Ms. Fliter, an Argentine pianist, was little known in this country before she received the $300,000 Gilmore Artist Award last year, but she is quickly proving her worth. Her performance here was deft (though not note-perfect) in animated sections, and she set a blistering pace for the finale and held to it.
But the Largo seemed a bit of a blank, despite Ms. Fliter’s insertion of a few ornamental figures. The lull came as a surprise, for on Ms. Fliter’s recordings, meditative or purely lyrical passages account for some of the most compelling moments. Still, she showed abundant personality in the outer movements, and she is clearly a substantial artist.
An occasional showiness on Mr. Jarvi’s part came to the fore not, oddly, in a gaudy moment but in a quiet one. In an otherwise lovely encore, Sibelius’s “Valse Triste,” he reduced a string passage to a pianissimo on the very edge of audibility. (Pianissimos of any kind had not been prominent in the Beethoven.)
That the passage remained audible at all was a tribute to the Rose Theater, which proved a knockout for a listener who had previously encountered only staged productions there. It seemed an ideal match for an orchestra of more than 40, lending crystal clarity to solos but also brilliantly projecting yet comfortably containing the many outbursts, which could almost be felt as well as heard.
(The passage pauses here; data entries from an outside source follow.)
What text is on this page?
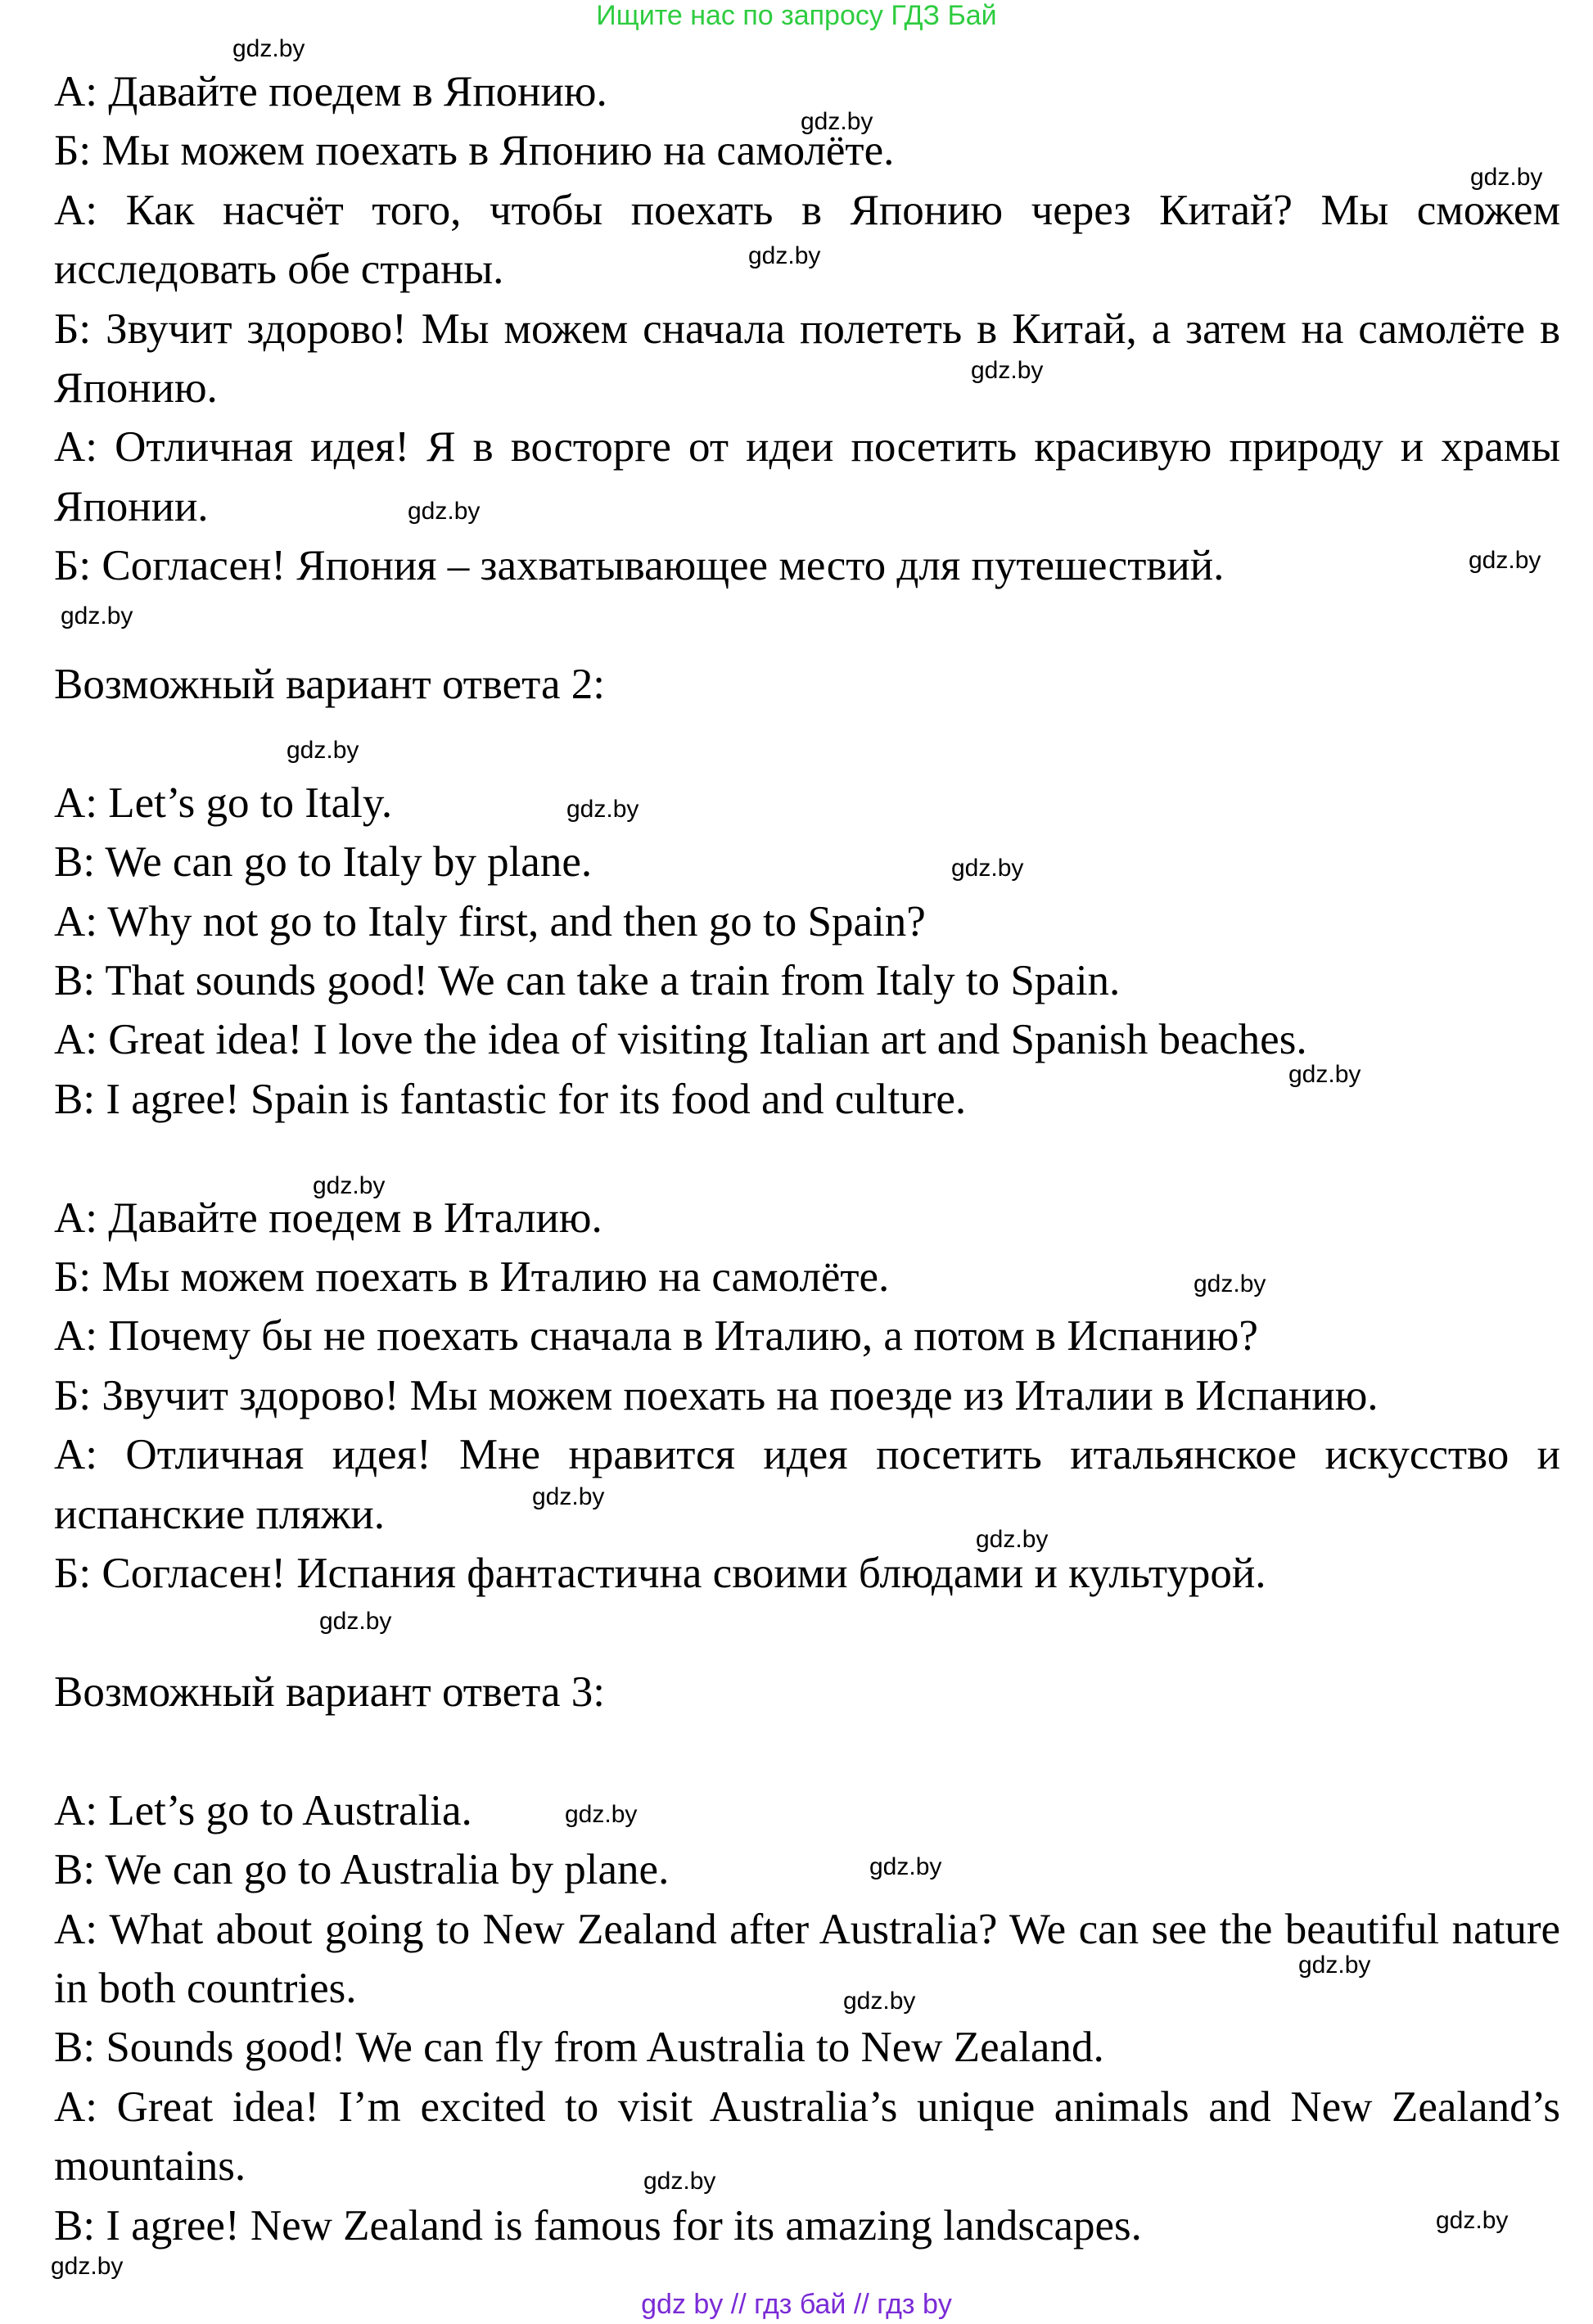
Ищите нас по запросу ГДЗ Бай

А: Давайте поедем в Японию.

Б: Мы можем поехать в Японию на самолёте.

А: Как насчёт того, чтобы поехать в Японию через Китай? Мы сможем исследовать обе страны.

Б: Звучит здорово! Мы можем сначала полететь в Китай, а затем на самолёте в Японию.

А: Отличная идея! Я в восторге от идеи посетить красивую природу и храмы Японии.

Б: Согласен! Япония – захватывающее место для путешествий.

Возможный вариант ответа 2:

A: Let’s go to Italy.

B: We can go to Italy by plane.

A: Why not go to Italy first, and then go to Spain?

B: That sounds good! We can take a train from Italy to Spain.

A: Great idea! I love the idea of visiting Italian art and Spanish beaches.

B: I agree! Spain is fantastic for its food and culture.

А: Давайте поедем в Италию.

Б: Мы можем поехать в Италию на самолёте.

А: Почему бы не поехать сначала в Италию, а потом в Испанию?

Б: Звучит здорово! Мы можем поехать на поезде из Италии в Испанию.

А: Отличная идея! Мне нравится идея посетить итальянское искусство и испанские пляжи.

Б: Согласен! Испания фантастична своими блюдами и культурой.

Возможный вариант ответа 3:

A: Let’s go to Australia.

B: We can go to Australia by plane.

A: What about going to New Zealand after Australia? We can see the beautiful nature in both countries.

B: Sounds good! We can fly from Australia to New Zealand.

A: Great idea! I’m excited to visit Australia’s unique animals and New Zealand’s mountains.

B: I agree! New Zealand is famous for its amazing landscapes.

gdz.by
gdz.by
gdz.by
gdz.by
gdz.by
gdz.by
gdz.by
gdz.by
gdz.by
gdz.by
gdz.by
gdz.by
gdz.by
gdz.by
gdz.by
gdz.by
gdz.by
gdz.by
gdz.by
gdz.by
gdz.by
gdz.by
gdz.by
gdz.by
gdz by // гдз бай // гдз by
These performances could not have had anything like the same impact in the traditional Mostly Mozart haunts: Avery Fisher Hall (even as modified for the festival) or the dry-as-dust Alice Tully Hall (at the moment returned to dust). You didn’t have to agree with everything in the interpretations to be caught up in the visceral thrill of it all, as the audience obviously was.